The 27th of May, Monday, was one of the very few bank holidays that come immediately before or after a weekend in 2013. A 3-day trip from 25 to 27 May to Kent was just perfect. We went on this circular route from London to Down House, and then Bayham Abbey on the way to Dover where White Cliffs of Dover and Dover Castle were must-see, from Dover to Canterbury via Walmer Castle and Deal Castle, and finally got back to London via Rochester Castle and Upnor Castle.
From the car rental location at Westfield Shopping Center in Shepherd’s Bush we departed on Saturday morning for Down House, Home of Charles Darwin located only 35 km southeast. It was already midday when we arrived, however, as it was such a pain to drive through the congested traffic in London. Luckily, weather was very nice though. Home of Charles Darwin, one of the major visitor attractions in the South East, is a unique museum of history of science that tells how Darwin developed his ideas. Equally interesting were glimpses we got into the life of the Darwins in the family rooms. We also strolled through the extensive gardens that so inspired this great scientist. For those with an interest in science and evolution, this is a place for a great day out in Kent. Next, we continued to head southeast to Bayham Old Abbey, impressive ruins that include much of the 13th to 15th-century church, the chapter house, and a picturesque 14th-century gatehouse.
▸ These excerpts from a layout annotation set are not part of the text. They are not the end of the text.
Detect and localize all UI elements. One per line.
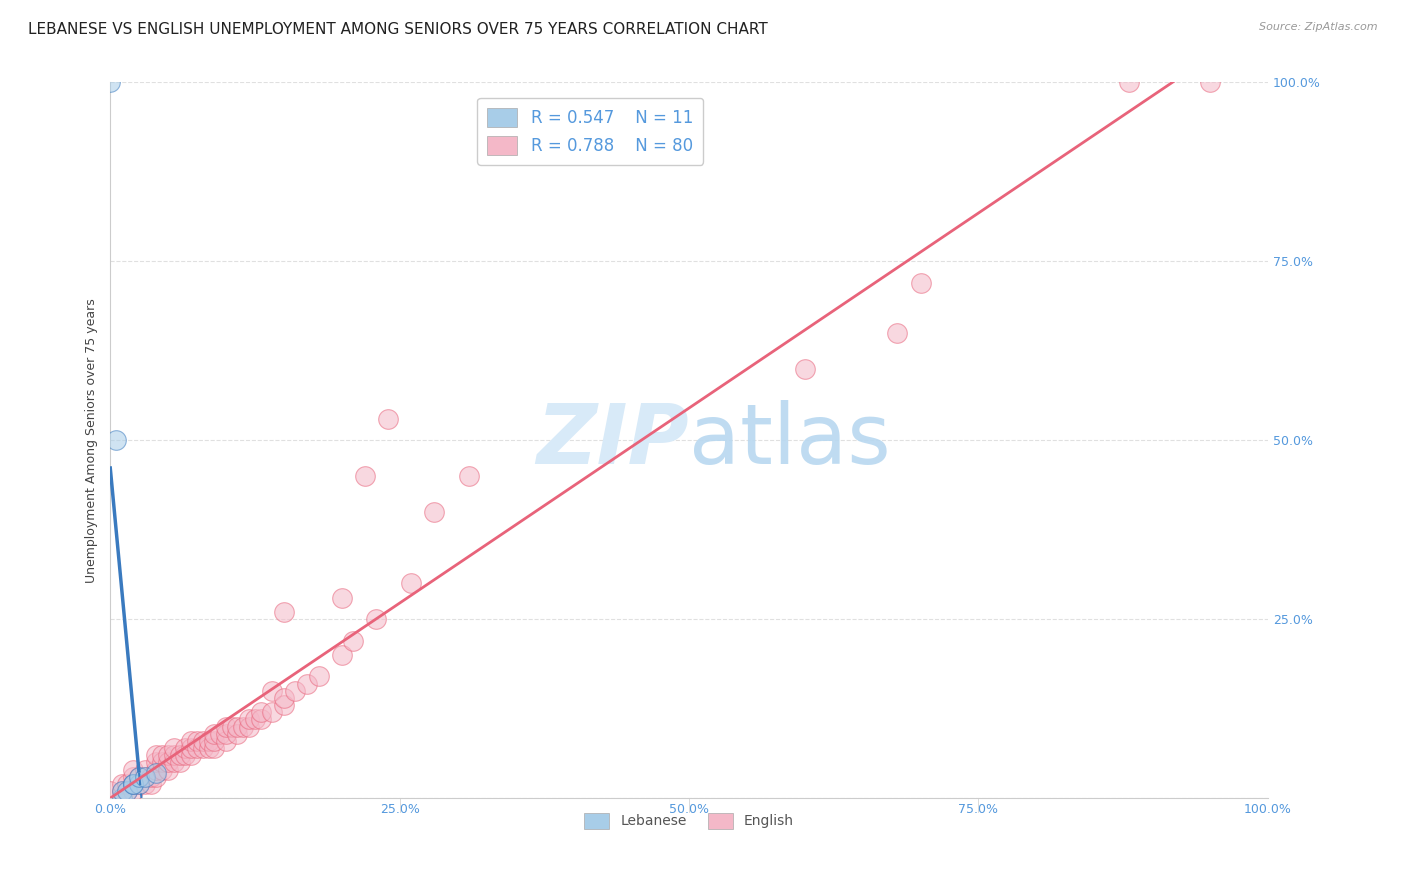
Point — [145, 756, 167, 770]
Point — [180, 748, 202, 763]
Point — [174, 741, 197, 756]
Point — [186, 734, 208, 748]
Point — [128, 777, 150, 791]
Point — [209, 727, 232, 741]
Point — [174, 748, 197, 763]
Point — [122, 770, 145, 784]
Point — [98, 784, 121, 798]
Point — [169, 756, 191, 770]
Point — [150, 756, 173, 770]
Point — [134, 770, 156, 784]
Point — [111, 784, 134, 798]
Point — [330, 591, 353, 605]
Point — [295, 676, 318, 690]
Point — [163, 741, 186, 756]
Point — [249, 713, 271, 727]
Point — [111, 784, 134, 798]
Point — [221, 720, 243, 734]
Point — [458, 469, 481, 483]
Point — [145, 766, 167, 780]
Text: ZIP: ZIP — [537, 400, 689, 481]
Point — [169, 748, 191, 763]
Point — [353, 469, 375, 483]
Point — [145, 748, 167, 763]
Point — [215, 727, 238, 741]
Point — [122, 777, 145, 791]
Point — [122, 777, 145, 791]
Point — [163, 756, 186, 770]
Text: atlas: atlas — [689, 400, 891, 481]
Point — [1118, 75, 1140, 89]
Point — [308, 669, 330, 683]
Point — [273, 605, 295, 619]
Point — [117, 777, 139, 791]
Text: LEBANESE VS ENGLISH UNEMPLOYMENT AMONG SENIORS OVER 75 YEARS CORRELATION CHART: LEBANESE VS ENGLISH UNEMPLOYMENT AMONG S… — [28, 22, 768, 37]
Point — [134, 777, 156, 791]
Point — [1199, 75, 1222, 89]
Point — [262, 705, 284, 719]
Point — [215, 720, 238, 734]
Point — [145, 770, 167, 784]
Point — [128, 770, 150, 784]
Point — [232, 720, 254, 734]
Point — [122, 784, 145, 798]
Point — [793, 361, 815, 376]
Point — [238, 713, 260, 727]
Point — [139, 770, 162, 784]
Point — [273, 690, 295, 705]
Point — [180, 734, 202, 748]
Point — [111, 791, 134, 805]
Point — [134, 770, 156, 784]
Point — [117, 784, 139, 798]
Point — [342, 633, 364, 648]
Point — [191, 734, 214, 748]
Point — [377, 412, 399, 426]
Point — [150, 748, 173, 763]
Point — [273, 698, 295, 712]
Y-axis label: Unemployment Among Seniors over 75 years: Unemployment Among Seniors over 75 years — [86, 298, 98, 582]
Point — [243, 713, 266, 727]
Point — [202, 727, 225, 741]
Point — [98, 75, 121, 89]
Point — [150, 763, 173, 777]
Point — [886, 326, 908, 340]
Point — [226, 720, 249, 734]
Point — [128, 777, 150, 791]
Point — [128, 770, 150, 784]
Point — [180, 741, 202, 756]
Point — [117, 784, 139, 798]
Point — [156, 756, 179, 770]
Point — [156, 748, 179, 763]
Point — [366, 612, 388, 626]
Point — [215, 734, 238, 748]
Point — [104, 434, 127, 448]
Point — [145, 763, 167, 777]
Point — [330, 648, 353, 662]
Point — [399, 576, 422, 591]
Point — [262, 683, 284, 698]
Point — [202, 741, 225, 756]
Point — [191, 741, 214, 756]
Point — [111, 777, 134, 791]
Point — [122, 763, 145, 777]
Point — [238, 720, 260, 734]
Point — [226, 727, 249, 741]
Point — [202, 734, 225, 748]
Point — [910, 276, 932, 290]
Point — [423, 505, 446, 519]
Point — [186, 741, 208, 756]
Point — [156, 763, 179, 777]
Point — [163, 748, 186, 763]
Point — [197, 741, 219, 756]
Point — [134, 763, 156, 777]
Text: Source: ZipAtlas.com: Source: ZipAtlas.com — [1260, 22, 1378, 32]
Point — [139, 777, 162, 791]
Point — [249, 705, 271, 719]
Point — [197, 734, 219, 748]
Legend: Lebanese, English: Lebanese, English — [579, 807, 799, 834]
Point — [122, 777, 145, 791]
Point — [284, 683, 307, 698]
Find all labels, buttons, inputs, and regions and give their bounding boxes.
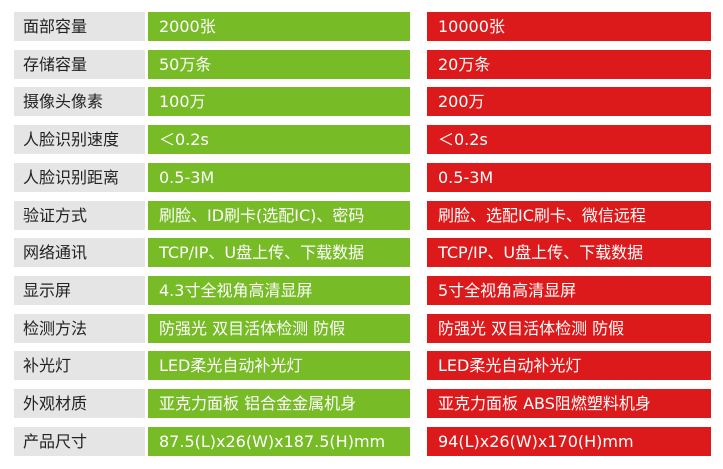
left-product-value: ＜0.2s (148, 125, 410, 155)
right-product-value: 亚克力面板 ABS阻燃塑料机身 (427, 389, 711, 418)
table-row: 检测方法 防强光 双目活体检测 防假 防强光 双目活体检测 防假 (14, 313, 711, 343)
spec-label: 存储容量 (14, 49, 145, 79)
left-product-value: 防强光 双目活体检测 防假 (148, 313, 410, 343)
table-row: 网络通讯 TCP/IP、U盘上传、下载数据 TCP/IP、U盘上传、下载数据 (14, 238, 711, 268)
table-row: 存储容量 50万条 20万条 (14, 49, 711, 79)
table-row: 显示屏 4.3寸全视角高清显屏 5寸全视角高清显屏 (14, 275, 711, 305)
spec-label: 显示屏 (14, 275, 145, 305)
left-product-value: 刷脸、ID刷卡(选配IC)、密码 (148, 200, 410, 230)
table-row: 补光灯 LED柔光自动补光灯 LED柔光自动补光灯 (14, 351, 711, 381)
spec-label: 补光灯 (14, 351, 145, 381)
right-product-value: ＜0.2s (427, 125, 711, 155)
right-product-value: 0.5-3M (427, 162, 711, 192)
left-product-value: 100万 (148, 87, 410, 117)
right-product-value: 20万条 (427, 49, 711, 79)
left-product-value: TCP/IP、U盘上传、下载数据 (148, 238, 410, 268)
left-product-value: 87.5(L)x26(W)x187.5(H)mm (148, 426, 410, 456)
spec-label: 外观材质 (14, 389, 145, 418)
left-product-value: 50万条 (148, 49, 410, 79)
right-product-value: LED柔光自动补光灯 (427, 351, 711, 381)
spec-label: 验证方式 (14, 200, 145, 230)
right-product-value: 防强光 双目活体检测 防假 (427, 313, 711, 343)
left-product-value: 亚克力面板 铝合金金属机身 (148, 389, 410, 418)
right-product-value: 200万 (427, 87, 711, 117)
right-product-value: 5寸全视角高清显屏 (427, 275, 711, 305)
right-product-value: 94(L)x26(W)x170(H)mm (427, 426, 711, 456)
spec-label: 摄像头像素 (14, 87, 145, 117)
spec-label: 网络通讯 (14, 238, 145, 268)
table-row: 产品尺寸 87.5(L)x26(W)x187.5(H)mm 94(L)x26(W)x… (14, 426, 711, 456)
table-row: 摄像头像素 100万 200万 (14, 87, 711, 117)
table-row: 外观材质 亚克力面板 铝合金金属机身 亚克力面板 ABS阻燃塑料机身 (14, 389, 711, 418)
spec-label: 检测方法 (14, 313, 145, 343)
table-row: 人脸识别距离 0.5-3M 0.5-3M (14, 162, 711, 192)
table-row: 面部容量 2000张 10000张 (14, 12, 711, 41)
right-product-value: 10000张 (427, 12, 711, 41)
table-row: 人脸识别速度 ＜0.2s ＜0.2s (14, 125, 711, 155)
spec-label: 产品尺寸 (14, 426, 145, 456)
right-product-value: TCP/IP、U盘上传、下载数据 (427, 238, 711, 268)
left-product-value: 2000张 (148, 12, 410, 41)
spec-label: 人脸识别距离 (14, 162, 145, 192)
left-product-value: 4.3寸全视角高清显屏 (148, 275, 410, 305)
left-product-value: LED柔光自动补光灯 (148, 351, 410, 381)
spec-label: 面部容量 (14, 12, 145, 41)
spec-label: 人脸识别速度 (14, 125, 145, 155)
right-product-value: 刷脸、选配IC刷卡、微信远程 (427, 200, 711, 230)
table-row: 验证方式 刷脸、ID刷卡(选配IC)、密码 刷脸、选配IC刷卡、微信远程 (14, 200, 711, 230)
left-product-value: 0.5-3M (148, 162, 410, 192)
This abbey was quite an extensive attraction definitely worth a visit, especially as we did not get annoyed by a crowd of tourists in that remote area. We were approaching Dover at around 18:00. There was no time to lose, we managed to park the car somewhere in Saint Margarets Bay and went on that scenic coastal trail. We were so happy we could take enough nice pictures of the beautiful White Cliffs of Dover under bright sunshine and also at twilight. By the end of this wonderful day we had a delicious seafood dinner at Cullins Yard at the marina, before settling in our accommodation nearby.
Dover Castle is probably the most popular attraction in Dover. There were just too many tourists. Even though we departed early at half past nine before the castle opened at ten with the aim of beating the queue, we finally ended up at the end of a long queue, after having the car parked in the very crowded parking 10-minute walk away. Known as the “Key to England”, Dover Castle spectacularly situated above the White Cliffs of Dover is a magnificent castle which has guarded shores of England from invasion for 20 centuries. Main things to see included darkly atmospheric Secret Wartime Tunnels and colorful richly-furnished Great Tower. This is a huge castle, so a minimum of 4 hours is required for a thorough visit. Just 15-minute drive northeast there are Walmer Castle and Gardens. Originally designed as part of a chain of coastal artillery defences, Walmer looks more like a big beautiful house nowadays, in contrast to the military Dover, as it evolved into the official residence of the Lord Warden of the Cinque Ports in 1708. We enjoyed a leisurely stroll in the sunshine in the Broadwalk, The Kitchen Garden, The Queen Mother’s Garden, etc. Another 5-minute drive north we arrived in Deal Castle, one of the finest Tudor artillery castles in England among the earliest and most elaborate of a chain of coastal forts, including Walmer. Instead of going straight to Canterbury, we headed north to Broadstairs where we stopped by Joss Bay to admire the views of White Cliffs of Kent. White Cliffs together with its shadows under sunshine looked gorgeous.
On Monday morning we checked out from our hotel in Canterbury but left the car parked there, as we anticipated difficulty parking the car around the city center nearer to tourists attractions. The decision was proven right, firstly because parking in the city, if any, costs quite much, and secondly Canterbury is a compact city best explored on foot. It was a sunny nice day, again. We visited St Augustines Abbey, a great abbey founded shortly after AD597 by St Augustine and originally created as a burial place for the Anglo-Saxon kings of Kent. The impressive abbey is situated outside the city walls and is sometimes missed by visitors. Next, we walked into the city center where attractions included Canterbury Cathedral, Canterbury Castle, and Westgate Gardens. We left this small pretty city at around 13:00 and headed northwest to Rochester, where we visited Rochester Castle, an imposing fortress with a complex history of destruction and rebuilding. The Norman tower-keep of Rochester Castle consisting of three floors above the basement was built about 1127. In 1215, garrisoned by rebel barons, the castle endured an epic siege by King John. Rebuilt under Henry III and Edward I, the castle remained as a viable fortress until the sixteenth century. On the top we had bird eye’s views over the city of which River Medway and White Cliffs looked spectacular on that beautiful day. We also visited Rochester Cathedral, before departing for Upnor Castle, which was not as fascinating as Rochester Castle but conveniently situated nearby. It was a very happy weekend trip with excellent weather.